Regardless of his spartan funding, Boyle managed to pull off some serious cinematic feats in 28 Days Later., particularly the opening shots of the movie where a dazed Cillian Murphy wanders the streets of a completely deserted London. "If we'd had ten times the money," says Boyle, "those scenes wouldn't have been half as good." How then did he manage to clear the streets? To empty one of the busiest cities on earth of the millions who live there?

"This sounds like a joke but it's the god's honest truth," begins Boyle. "The police won't stop traffic for a small movie. They will for a film like
Mission: Impossible, but a lot of money has to change hands first. If you don't have those sort of funds, the police won't allow you to stop the traffic, but what they will let you do is operate what they call traffic marshals, which is basically people in yellow jackets authorised to hold the traffic for a few minutes at a time.
"On the first day we did it - at 4.30 in the morning but there's still a lot of traffic in London then - we'd hired a load of students to do it for us and most of them turned out to be girls. Quite pretty girls, and it was amazing to watch them work. Everybody was expecting trouble, because when you stop traffic in London people get aggressive straight away, but if a pretty girl leans into your car at 4.30 in the morning, smiles and says, 'excuse me, would you mind stopping here for a few minutes?' They all go, 'all right love, no problem.' For the next five days, because we did it over six consecutive mornings, we hired increasingly beautiful young girls to do the job!"
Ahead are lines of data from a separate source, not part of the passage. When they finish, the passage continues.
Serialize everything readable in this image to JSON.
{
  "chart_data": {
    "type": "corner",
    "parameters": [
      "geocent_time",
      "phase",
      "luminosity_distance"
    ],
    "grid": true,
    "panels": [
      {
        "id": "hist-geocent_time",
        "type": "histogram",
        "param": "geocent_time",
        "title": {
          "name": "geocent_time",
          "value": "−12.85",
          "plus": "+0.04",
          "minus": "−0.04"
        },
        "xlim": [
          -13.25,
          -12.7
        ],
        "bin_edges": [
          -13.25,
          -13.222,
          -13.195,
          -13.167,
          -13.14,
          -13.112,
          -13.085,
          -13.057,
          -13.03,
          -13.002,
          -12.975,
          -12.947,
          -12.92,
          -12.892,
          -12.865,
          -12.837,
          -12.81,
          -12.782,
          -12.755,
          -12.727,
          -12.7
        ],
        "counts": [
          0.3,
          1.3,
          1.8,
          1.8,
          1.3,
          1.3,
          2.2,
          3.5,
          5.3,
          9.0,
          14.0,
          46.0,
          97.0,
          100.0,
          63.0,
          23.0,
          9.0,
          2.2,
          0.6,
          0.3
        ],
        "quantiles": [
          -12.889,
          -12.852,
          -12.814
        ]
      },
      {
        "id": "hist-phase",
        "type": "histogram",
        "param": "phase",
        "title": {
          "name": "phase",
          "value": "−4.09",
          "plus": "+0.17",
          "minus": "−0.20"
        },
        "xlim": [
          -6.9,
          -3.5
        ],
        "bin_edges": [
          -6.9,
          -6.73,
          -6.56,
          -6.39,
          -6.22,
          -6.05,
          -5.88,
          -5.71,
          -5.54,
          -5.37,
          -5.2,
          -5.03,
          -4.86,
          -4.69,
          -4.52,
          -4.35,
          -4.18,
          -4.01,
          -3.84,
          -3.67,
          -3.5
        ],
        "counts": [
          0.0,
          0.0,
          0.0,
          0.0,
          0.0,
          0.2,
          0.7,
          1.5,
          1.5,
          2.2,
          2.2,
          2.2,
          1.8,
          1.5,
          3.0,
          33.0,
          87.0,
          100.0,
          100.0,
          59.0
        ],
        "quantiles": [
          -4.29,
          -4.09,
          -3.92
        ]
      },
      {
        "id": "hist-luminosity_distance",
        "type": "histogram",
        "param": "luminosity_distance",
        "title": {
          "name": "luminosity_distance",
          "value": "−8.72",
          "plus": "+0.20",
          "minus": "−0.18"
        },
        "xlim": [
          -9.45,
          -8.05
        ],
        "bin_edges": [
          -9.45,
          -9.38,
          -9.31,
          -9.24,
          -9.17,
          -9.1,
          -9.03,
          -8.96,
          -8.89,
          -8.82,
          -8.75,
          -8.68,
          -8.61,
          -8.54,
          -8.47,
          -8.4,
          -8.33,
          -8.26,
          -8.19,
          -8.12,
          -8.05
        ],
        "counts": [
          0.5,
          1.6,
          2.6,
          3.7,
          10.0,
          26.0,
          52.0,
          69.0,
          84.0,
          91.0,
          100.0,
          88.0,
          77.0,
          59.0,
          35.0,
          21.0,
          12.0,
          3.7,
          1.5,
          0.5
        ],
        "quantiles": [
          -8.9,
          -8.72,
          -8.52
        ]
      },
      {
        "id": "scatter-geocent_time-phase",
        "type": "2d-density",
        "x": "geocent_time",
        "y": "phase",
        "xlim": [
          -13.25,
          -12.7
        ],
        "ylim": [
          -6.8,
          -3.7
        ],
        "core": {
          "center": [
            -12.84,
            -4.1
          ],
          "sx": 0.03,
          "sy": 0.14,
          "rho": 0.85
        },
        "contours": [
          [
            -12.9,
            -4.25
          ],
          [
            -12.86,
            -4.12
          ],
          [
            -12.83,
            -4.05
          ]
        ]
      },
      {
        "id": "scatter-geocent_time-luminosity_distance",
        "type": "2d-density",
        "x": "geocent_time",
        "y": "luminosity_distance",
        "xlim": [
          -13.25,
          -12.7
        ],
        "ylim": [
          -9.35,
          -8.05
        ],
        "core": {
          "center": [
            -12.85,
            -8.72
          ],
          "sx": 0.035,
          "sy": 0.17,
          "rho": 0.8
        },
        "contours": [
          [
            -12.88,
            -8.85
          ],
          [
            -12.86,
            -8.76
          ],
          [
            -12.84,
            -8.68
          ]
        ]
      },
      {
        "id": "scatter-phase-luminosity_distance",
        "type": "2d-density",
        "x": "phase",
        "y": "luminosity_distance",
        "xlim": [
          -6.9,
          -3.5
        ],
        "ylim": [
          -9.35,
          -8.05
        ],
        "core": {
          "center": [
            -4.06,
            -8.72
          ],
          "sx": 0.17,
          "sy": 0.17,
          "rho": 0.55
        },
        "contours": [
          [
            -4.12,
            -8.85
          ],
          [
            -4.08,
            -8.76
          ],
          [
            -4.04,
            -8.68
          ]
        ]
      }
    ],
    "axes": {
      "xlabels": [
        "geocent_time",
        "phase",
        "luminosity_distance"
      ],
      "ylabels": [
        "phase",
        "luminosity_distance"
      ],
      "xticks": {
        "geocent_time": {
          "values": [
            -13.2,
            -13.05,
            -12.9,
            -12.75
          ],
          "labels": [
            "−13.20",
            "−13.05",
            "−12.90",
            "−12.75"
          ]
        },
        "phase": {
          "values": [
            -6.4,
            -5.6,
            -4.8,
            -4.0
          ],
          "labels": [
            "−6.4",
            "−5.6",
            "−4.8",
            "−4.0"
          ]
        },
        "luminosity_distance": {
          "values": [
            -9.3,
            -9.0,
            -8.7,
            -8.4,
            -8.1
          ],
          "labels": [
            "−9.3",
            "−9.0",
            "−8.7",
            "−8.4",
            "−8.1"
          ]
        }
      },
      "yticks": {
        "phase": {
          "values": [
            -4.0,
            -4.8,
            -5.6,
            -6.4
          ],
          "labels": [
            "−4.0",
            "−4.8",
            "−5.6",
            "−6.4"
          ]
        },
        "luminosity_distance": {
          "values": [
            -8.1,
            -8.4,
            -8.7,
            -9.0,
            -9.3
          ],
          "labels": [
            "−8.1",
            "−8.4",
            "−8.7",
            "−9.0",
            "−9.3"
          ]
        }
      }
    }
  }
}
Three years in the making, Boyle's Sunshine is by far the biggest and most technically challenging project he's tackled to date. "I'm delighted with it," he says with a smile. "It's quite intense, and when you meet people who've just seen it, it feels like they've been taken somewhere different. That was always the ambition. To try and take people to the surface of the sun."
Key among the cast is lanky
Irish actor Cillian Murphy, who first worked with Boyle on the film that made him famous. "When we did our first film together," remembers the director, "when we did 28 Days Later., Cillian was modest to the point of shy. I had to punch and kick him a bit into the spotlight, to take over the film. But he's changed. He's aware now. I think he's done some good films in the interim, he did
Batman Begins which was excellent, he did
The Wind That Shakes The Barley, he's done mainstream films like
Red Eye. He's learned a lot about what his abilities are, and he's more aware of taking responsibility for the films he's in, which makes my job a lot easier, when you're sharing it with an actor. I relished working with him again. I really admire him for the way he's stepped forward as an actor."
Harking back to a more intelligent breed of sci fi cinema, the movie has a number of stellar influences. "It's 2001," begins Boyle.
Solaris for intelligence and the first
Alien film for approach. We seal the crew inside a ship, and the audience are sealed in with them. There's no alternative scenario, no cutting back to Earth, like you'd normally do in a disaster movie. It's hardcore. You're here for the journey. The audience is as cut off as the characters. That's one of the things that made Alien so frightening. They're trapped alone in the loneliest place there is. Those are Sunshine's main influences, not so much the playground sci fi where anything goes. I preferred a more disciplined approach."